Hawaiian Dick #1, December 2002, Image Comics
writer: B. Clay Moore
artist: Steven Griffin
Blogger's note: Entry for Tuesday, January 22, 2008.
I've never been to Hawaii, but I've seen it on television. It's hard to believe that there was a time at which Hawaii wasn't a tourist trap, that, at one poignant point in American history, it was a pre-state status, post-war island of mythical dispute. Interestingly, the real outsider-oriented interest was most likely more vivid during that transitional time, before becoming a part of the United States entailed a gift shop-driven overhaul of the inherent culture. Again, I've never been to Hawaii, but I've seen it in movies and on Dog, the Bounty Hunter, so I could be commenting out of sheer ignorance here.
Fortunately, Moore and Griffin's Hawaiian Dick sheds some light on this bygone era, thankfully through the entertaining lens of pulp detective fiction. In this first issue, Byrd, a private detective, is hired to find a stolen car belonging to dope dealer Bishop Masaki and that contains a mysterious package in its trunk. In a very compelling first page teaser (the equivalent to a TV show's pre-opening credits "mini-act"), one of Masaki's pawns, who intends to betray his boss and ransom the package, gets ironically carjacked, but Byrd, with the help of his towering cop sidekick Mo, beats the street and finds the ride relatively quickly. After a shoot out with the carjackers, the "package" is exposed as a special lady to Masaki, unfortunately caught in Byrd's crossfire. Then, a large, seemingly angry band of drum-beating island savages surrounds them. To be continued, indeed.
Moore and Griffin obviously go to great lengths to instill character, setting, and mood in this inaugural issue, even offering a dense but colorful two-page guide to "Byrd's Hawaii," including a glossary of native terms and a character concept page.
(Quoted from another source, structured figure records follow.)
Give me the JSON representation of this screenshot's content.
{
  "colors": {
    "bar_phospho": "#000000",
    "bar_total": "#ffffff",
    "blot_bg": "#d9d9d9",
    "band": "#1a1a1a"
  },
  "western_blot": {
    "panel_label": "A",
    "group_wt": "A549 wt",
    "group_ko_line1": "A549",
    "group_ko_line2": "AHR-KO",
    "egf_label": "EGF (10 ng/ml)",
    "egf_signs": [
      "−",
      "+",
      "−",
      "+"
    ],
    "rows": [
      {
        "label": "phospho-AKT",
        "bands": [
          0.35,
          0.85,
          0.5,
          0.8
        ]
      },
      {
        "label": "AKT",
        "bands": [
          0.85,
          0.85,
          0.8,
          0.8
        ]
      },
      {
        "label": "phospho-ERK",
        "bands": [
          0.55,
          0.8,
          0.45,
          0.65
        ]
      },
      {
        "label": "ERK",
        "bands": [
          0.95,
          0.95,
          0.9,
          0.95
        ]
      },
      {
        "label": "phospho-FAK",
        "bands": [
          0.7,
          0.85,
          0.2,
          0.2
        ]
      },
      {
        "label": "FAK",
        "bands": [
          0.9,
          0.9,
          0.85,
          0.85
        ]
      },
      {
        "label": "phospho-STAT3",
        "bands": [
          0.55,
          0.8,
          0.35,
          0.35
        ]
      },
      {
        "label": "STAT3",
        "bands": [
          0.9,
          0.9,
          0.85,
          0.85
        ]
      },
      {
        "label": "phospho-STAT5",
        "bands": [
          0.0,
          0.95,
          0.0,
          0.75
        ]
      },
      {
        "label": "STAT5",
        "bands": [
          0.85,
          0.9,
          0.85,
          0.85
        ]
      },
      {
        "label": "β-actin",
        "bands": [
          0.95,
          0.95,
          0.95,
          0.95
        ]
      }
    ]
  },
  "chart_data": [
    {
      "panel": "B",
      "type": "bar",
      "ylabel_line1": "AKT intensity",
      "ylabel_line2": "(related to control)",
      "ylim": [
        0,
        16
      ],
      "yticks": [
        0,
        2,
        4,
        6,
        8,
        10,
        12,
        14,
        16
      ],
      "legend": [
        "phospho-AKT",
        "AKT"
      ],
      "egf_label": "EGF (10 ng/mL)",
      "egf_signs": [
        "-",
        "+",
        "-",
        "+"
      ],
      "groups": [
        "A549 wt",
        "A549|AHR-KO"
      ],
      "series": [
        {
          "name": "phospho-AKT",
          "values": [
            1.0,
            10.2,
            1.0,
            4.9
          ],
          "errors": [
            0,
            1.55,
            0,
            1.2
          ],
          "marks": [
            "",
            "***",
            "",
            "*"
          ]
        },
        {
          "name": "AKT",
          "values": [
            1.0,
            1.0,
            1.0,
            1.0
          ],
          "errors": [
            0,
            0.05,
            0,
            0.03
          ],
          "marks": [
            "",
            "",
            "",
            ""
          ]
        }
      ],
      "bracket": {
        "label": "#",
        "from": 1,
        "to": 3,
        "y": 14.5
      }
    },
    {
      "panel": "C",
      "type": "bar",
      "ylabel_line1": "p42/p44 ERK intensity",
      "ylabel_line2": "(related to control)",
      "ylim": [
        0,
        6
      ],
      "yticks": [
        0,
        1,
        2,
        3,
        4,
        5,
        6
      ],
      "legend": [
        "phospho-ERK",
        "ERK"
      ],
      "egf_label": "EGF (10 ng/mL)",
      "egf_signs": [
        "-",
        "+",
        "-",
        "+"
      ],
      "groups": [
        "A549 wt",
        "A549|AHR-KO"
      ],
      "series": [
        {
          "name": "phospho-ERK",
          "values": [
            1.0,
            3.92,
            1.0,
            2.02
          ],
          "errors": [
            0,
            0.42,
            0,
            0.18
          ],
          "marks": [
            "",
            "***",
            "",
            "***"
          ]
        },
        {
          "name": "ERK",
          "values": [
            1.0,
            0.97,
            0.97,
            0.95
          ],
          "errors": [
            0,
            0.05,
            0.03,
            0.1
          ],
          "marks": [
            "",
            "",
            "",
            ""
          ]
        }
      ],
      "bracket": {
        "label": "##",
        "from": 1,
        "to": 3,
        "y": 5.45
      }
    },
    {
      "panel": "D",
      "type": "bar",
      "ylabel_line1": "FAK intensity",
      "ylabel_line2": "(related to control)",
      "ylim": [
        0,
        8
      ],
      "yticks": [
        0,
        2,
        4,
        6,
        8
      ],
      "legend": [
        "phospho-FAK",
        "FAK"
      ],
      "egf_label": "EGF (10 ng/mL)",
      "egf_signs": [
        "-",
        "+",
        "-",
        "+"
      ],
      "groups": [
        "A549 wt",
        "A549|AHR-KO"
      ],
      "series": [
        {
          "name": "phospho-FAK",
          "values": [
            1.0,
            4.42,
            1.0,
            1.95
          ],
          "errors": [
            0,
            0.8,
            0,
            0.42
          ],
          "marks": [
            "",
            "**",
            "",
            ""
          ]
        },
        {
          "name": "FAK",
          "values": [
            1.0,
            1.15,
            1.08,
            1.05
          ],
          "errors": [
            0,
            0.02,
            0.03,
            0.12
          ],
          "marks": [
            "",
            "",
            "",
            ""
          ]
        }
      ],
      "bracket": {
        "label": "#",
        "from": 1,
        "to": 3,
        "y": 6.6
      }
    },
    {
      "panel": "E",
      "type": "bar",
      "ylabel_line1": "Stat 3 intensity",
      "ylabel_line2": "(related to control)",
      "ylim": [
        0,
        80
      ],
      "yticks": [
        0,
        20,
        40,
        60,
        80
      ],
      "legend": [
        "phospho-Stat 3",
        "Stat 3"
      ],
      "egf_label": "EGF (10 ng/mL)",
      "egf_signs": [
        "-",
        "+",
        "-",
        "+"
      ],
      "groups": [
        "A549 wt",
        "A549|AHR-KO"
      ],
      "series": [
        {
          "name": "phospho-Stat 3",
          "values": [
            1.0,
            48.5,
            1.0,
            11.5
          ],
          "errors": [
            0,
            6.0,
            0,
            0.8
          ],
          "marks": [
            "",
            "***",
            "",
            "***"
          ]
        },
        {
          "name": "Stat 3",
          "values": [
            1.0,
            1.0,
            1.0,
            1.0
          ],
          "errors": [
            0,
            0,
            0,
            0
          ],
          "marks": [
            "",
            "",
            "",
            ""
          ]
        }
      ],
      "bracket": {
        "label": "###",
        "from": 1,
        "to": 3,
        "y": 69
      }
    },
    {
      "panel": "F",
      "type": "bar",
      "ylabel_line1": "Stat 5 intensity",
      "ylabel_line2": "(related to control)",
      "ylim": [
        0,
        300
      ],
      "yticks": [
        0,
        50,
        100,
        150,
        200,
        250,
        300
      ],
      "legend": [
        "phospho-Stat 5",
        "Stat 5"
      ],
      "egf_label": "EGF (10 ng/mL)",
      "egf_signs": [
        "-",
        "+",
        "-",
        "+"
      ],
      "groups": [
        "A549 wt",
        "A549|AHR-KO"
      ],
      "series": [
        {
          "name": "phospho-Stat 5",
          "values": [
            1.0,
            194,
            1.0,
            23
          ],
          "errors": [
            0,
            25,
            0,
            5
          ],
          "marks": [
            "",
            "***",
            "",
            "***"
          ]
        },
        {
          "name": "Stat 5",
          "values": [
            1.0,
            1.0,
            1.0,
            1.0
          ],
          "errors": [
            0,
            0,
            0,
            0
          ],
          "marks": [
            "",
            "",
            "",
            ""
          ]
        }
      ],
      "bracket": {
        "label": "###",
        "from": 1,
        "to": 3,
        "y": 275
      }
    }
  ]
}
This behind-the-scenes glimpse, usually reserved for trade collections, is a great supplemental piece that not only enhances the story but entrenches the reader, creating a similar investment to that of the creators themselves. Rest assured, if someone calls you a haole, it isn't necessarily a put-down.
Griffin's artwork deserves special commentary, as well, since he is presumably responsible for the inks and colors, as well. The bright, blocky cover is impressive enough (and the ad for #2 is even better), but his internal pages, rife with sweeping ink strokes and watercolor-like hues, captures the symmetry of pulp detective and island environs perfectly. Most of the gumshoes I've read are elbow-deep in the city, all trenchcoat-wearing and rain weary, but Byrd and his assuredly nice tan offer a nice, fresh approach to the paradigm. Most days, I'd trade a trenchcoat for a colorful Hawaiian shirt, too.
Of course, the last page appearance of those island savages instills the title with an instant sense of the supernatural, a subtext sure to be thoroughly explored in this miniseries' following two issues. I think I'll make an effort to find them. Though I'm glad the identity of "the package" didn't go the way of DeNiro's Ronin, this Hawaii seems to boast a completely different kind of unknown . . . as it, for a haole like me, still does.